3. Ketika roti dan anggur menjadi Tubuh dan Darah Kristus, mengapa roti dan anggur tersebut masih mempunyai rupa dan rasa seperti roti dan anggur?

Dalam perayaan Ekaristi, Kristus yang mulia hadir dalam rupa roti dan anggur dengan suatu cara yang unik, suatu cara yang secara unik cocok bagi Ekaristi. Dalam bahasa teologi tradisional Gereja, pada saat konsekrasi dalam Ekaristi, “substansi” roti dan anggur diubah oleh kuasa Roh Kudus menjadi “substansi” Tubuh dan Darah Yesus Kristus. Pada saat yang sama, “wujud” atau rupa roti dan anggur tetap sama. “Substansi” dan “wujud” di sini digunakan sebagai istilah filsafat yang telah disesuaikan oleh para ahli teologi besar abad pertengahan seperti St. Thomas Aquinas dalam upaya mereka untuk memahami serta menjelaskan iman. Istilah tersebut digunakan untuk menyampaikan kenyataan bahwa apa yang tampak sebagai roti dan anggur dalam segala hal (pada tingkat “wujud” atau tampilan fisik - yaitu: apa yang dapat dilihat, diraba, dirasa atau pun ditimbang) sesungguhnya sekarang telah menjadi Tubuh dan Darah Kristus (pada tingkat “substansi” atau kenyataan yang sesungguhnya). Perubahan pada tingkat substansi dari roti dan anggur menjadi Tubuh dan Darah Kristus disebut sebagai “transsubstansiasi” (perubahan hakiki). Menurut iman Katolik, kita dapat menyebutnya sebagai Kehadiran Nyata Kristus dalam Ekaristi oleh karena transsubstansiasi telah terjadi (bdk Katekismus no. 1376).
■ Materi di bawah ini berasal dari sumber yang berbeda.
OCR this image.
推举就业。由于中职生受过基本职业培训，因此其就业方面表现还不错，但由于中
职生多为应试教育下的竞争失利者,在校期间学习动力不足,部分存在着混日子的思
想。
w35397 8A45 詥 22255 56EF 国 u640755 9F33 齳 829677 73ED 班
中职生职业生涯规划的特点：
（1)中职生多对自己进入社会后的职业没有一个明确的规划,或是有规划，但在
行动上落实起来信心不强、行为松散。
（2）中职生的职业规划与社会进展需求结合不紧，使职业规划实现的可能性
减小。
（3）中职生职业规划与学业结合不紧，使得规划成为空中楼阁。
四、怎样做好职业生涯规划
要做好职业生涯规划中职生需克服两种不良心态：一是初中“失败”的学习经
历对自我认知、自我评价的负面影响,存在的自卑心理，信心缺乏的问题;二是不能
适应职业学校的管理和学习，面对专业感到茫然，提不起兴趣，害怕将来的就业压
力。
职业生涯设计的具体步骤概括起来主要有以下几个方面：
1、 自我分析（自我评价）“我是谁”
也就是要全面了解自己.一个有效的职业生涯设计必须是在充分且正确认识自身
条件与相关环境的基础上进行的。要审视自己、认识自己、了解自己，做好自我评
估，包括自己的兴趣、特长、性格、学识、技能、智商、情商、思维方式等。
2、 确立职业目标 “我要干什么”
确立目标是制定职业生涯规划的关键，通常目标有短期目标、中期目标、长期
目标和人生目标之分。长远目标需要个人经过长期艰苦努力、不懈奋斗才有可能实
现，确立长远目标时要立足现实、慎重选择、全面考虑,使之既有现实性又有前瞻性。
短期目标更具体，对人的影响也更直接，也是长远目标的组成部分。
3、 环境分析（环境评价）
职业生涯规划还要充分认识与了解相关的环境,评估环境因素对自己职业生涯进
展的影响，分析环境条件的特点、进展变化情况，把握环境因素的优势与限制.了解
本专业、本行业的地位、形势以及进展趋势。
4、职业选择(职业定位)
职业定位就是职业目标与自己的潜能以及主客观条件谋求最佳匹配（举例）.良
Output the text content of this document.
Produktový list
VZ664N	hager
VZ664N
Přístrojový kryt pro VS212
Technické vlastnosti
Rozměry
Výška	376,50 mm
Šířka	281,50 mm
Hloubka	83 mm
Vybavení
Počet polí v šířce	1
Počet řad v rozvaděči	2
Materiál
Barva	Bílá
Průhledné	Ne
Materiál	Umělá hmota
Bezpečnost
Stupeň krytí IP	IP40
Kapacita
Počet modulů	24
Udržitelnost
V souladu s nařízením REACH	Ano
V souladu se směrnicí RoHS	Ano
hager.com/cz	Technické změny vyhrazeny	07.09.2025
Inilah misteri terbesar iman kita - kita hanya dapat mengetahuinya melalui ajaran Kristus yang disampaikan kepada kita dalam Kitab Suci dan dalam Tradisi Gereja. Setiap perubahan lain yang terjadi di dunia mengakibatkan terjadinya perubahan wujud atau karakteristik. Kadang kala, wujud berubah sementara substansinya tetap sama. Sebagai contoh, ketika seorang anak menjadi dewasa, karakteristik manusianya berubah dalam banyak hal, namun demikian manusia dewasa itu tetap manusia yang sama - substansi yang sama. Pada perubahan lain, kedua-duanya, baik substansi maupun wujudnya berubah. Sebagai contoh, ketika seorang makan sebuah apel, apel yang masuk ke dalam tubuh orang itu diubah menjadi tubuh orang itu. Ketika perubahan substansi itu terjadi, wujud atau karakteristik apel tidak ada lagi. Sementara apel diubah menjadi tubuh orang itu, yang ada sekarang hanyalah wujud atau karakteristik tubuh orang tersebut. Kehadiran Kristus dalam Ekaristi adalah unik dalam hal, meskipun roti dan anggur yang telah dikonsekrir adalah sungguh substansi Tubuh dan Darah Kristus, roti dan anggur tersebut tidak memiliki sedikitpun wujud atau karakteristik tubuh manusia, melainkan tetap wujud dan karakteristik roti dan anggur.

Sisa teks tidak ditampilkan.